Actually I had first met Gary in 2012 at a conference on dialogue between Science and Religion that he was arranging as the Archbishop of Canterbury’s representative in Brussells for CERN. The Director of the great European particle physics facility, Rolf Heuer, had requested the three-day meeting, since repeated, as part of CERN’s responsible engagement with the global public. That meeting, bringing scientists and theologicans, some believing some not (in both camps) and representing Judaism, Islam, Christianity, Buddhism and Hinduism, was extremely interesting. A fair bit of the material on different religions’ approach to science derives from pointers given to me at that meeting (in chapter 8 by the way).
The Sheffield evening was no less stimulating. After the talk, we covered two sets of three questions from the audience. They both fitted together in interesting ways. The first (summarised) set was:
- How can lay people really engage with science in a meaningful way?
- Can Narrative act as a way into science?
- Do we not need scintists to show more humility?
I think that these belong together because one of the offputting things about science is the way that scientists tend to assume the role of unassailable expert when we communicate science.
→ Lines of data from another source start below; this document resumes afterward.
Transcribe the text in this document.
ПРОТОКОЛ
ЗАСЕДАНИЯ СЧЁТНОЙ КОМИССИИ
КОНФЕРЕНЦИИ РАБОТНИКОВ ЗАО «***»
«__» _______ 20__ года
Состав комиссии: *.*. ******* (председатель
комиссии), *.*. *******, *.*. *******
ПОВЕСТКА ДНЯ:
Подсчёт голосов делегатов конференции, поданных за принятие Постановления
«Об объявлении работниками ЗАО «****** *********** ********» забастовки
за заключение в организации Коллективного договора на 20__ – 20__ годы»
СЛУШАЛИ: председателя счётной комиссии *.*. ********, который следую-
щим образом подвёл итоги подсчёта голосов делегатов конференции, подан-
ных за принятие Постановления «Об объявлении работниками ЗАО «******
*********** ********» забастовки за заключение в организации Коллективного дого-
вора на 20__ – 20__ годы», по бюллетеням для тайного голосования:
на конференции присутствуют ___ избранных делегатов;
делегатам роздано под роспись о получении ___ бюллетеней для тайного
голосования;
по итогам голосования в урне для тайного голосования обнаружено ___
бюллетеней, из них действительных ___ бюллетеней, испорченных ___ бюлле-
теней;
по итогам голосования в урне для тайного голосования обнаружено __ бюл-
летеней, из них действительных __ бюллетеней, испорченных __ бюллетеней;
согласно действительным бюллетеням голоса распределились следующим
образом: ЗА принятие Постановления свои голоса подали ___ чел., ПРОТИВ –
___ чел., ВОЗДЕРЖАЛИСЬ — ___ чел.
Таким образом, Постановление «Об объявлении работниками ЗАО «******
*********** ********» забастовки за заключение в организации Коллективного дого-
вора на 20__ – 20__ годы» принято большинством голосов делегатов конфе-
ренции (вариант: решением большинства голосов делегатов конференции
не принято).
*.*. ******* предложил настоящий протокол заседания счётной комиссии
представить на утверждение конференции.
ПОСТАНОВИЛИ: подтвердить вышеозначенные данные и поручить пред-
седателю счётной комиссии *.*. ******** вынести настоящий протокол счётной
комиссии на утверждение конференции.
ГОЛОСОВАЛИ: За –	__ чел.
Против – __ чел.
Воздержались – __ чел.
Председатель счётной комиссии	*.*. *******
It needs to be said much more often that scientists make mistakes over and over again – it is hard to re-imagine the world and find ways of seeing into its deep working structure. We get closer all the time, but the difficulties and the slip-ups ought both to keep us humble, and to remind us that we need all the help we can get. I still believe that the musical analogy I use in Faith and Wisdom in Science has some value here. Just as musicians need the many ways in which audiences give them feedback in performances, so scientists need to listen to the reception of their work. We should not underestimate the intellectual ability of non-experts to think about and question science (this is continually done in the mind-numbingly slow and superficial presentation of science on television).
One way of doing this is indeed to work through the narrative of a science story. I think that no-one has done this better than Bill Bryson in his A Short History of Nearly Everything. The twists and turns, the disappointments and delights, the characters and the catastrophes of science are all there. Underlying the book is also the desire, born in a lay person with no science background, to grasp at some idea of the deep human need to understand why the sky is blue. But crucially it also drives at a knowledge of how we now understand such things. I think that more along the lines of Bryson’s approach, together with an expectation that lay audiences can and will help scientists to think more imaginatively, and an emphasis and development of the poetry and play of science, may recover lost ground. Humility is indeed a good place to start.